Further, the progressive evaluation model is also not limited to large-scale processes like message delivery. It can also inform the development of smaller applications and even specialized functions embedded in other programs. A lightweight implementation of this technique underpins the design of the pattern matching engine used in Message Sniffer. Unlike conventional pattern matching engines, Message Sniffer uses a swarm of lightweight intelligent agents that explore their data set collaboratively in the context of an artificial “world” that is structured to represent their collective knowledge. Each of these agents progressively evaluates it’s location in the world, it’s location in the data set, it’s own state, and the locations and states of it’s peers. This approach allows the engine to be extremely efficient and virtually immune to the number of patterns it must recognize simultaneously.

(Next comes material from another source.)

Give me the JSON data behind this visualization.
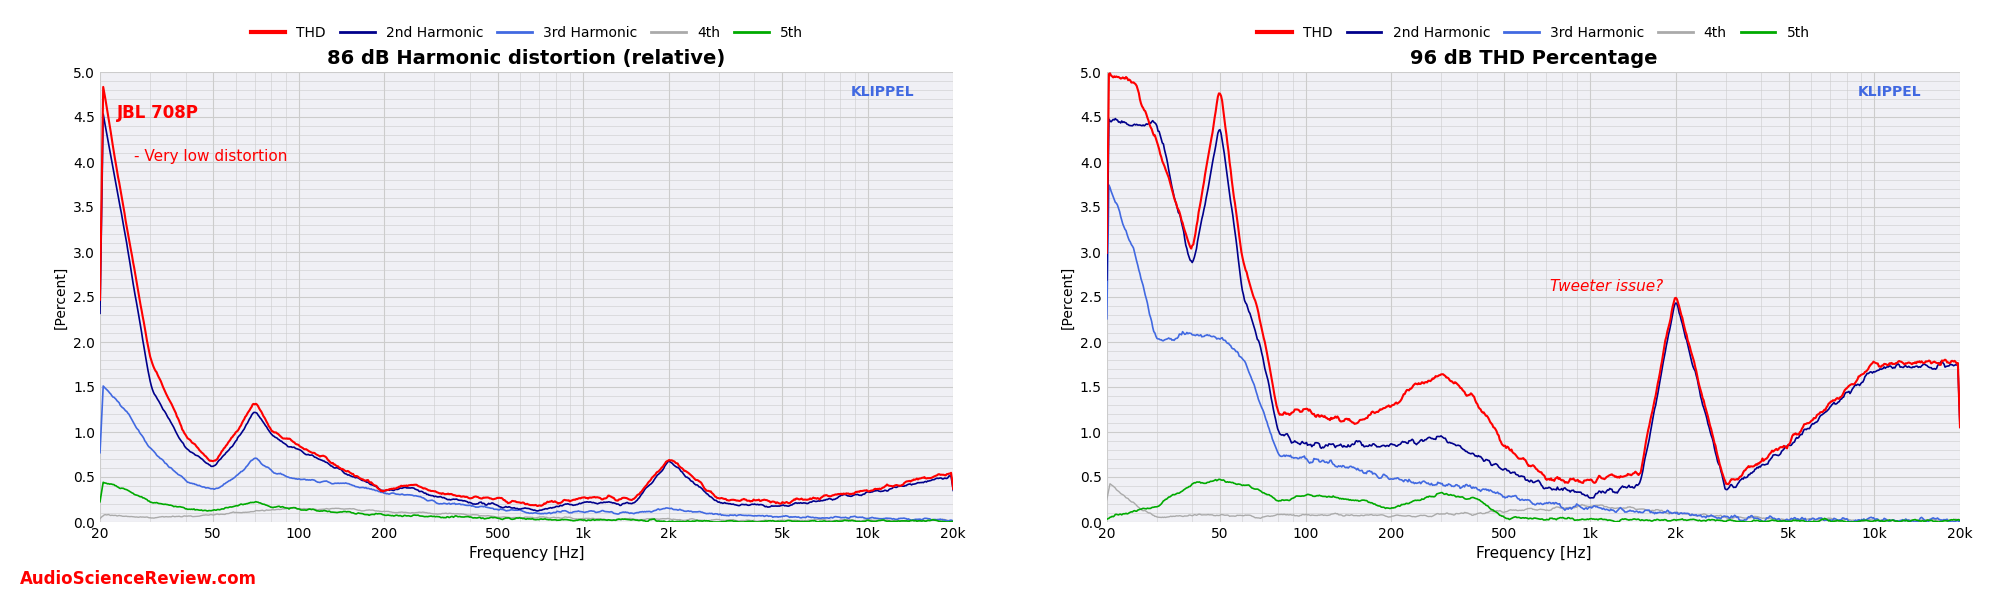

Broadly speaking, this technique can be applied to a wide range of tasks such as automated network management, data systems provisioning, process control and diagnostics, interactive help desks, intelligent data mining, logistics, robotics, flight control systems, and many others.
Of course, email processing is a natural fit for applications that implement the Progressive Evaluation Model as a way to leverage machine learning and other AI techniques. The Internet community has already demonstrated a willingness to “bend” the SMTP protocol when necessary, SMTP provides a good foundation upon which to build intelligent interactive agents, and messaging security is a complex, dynamic problem in search of strong solutions.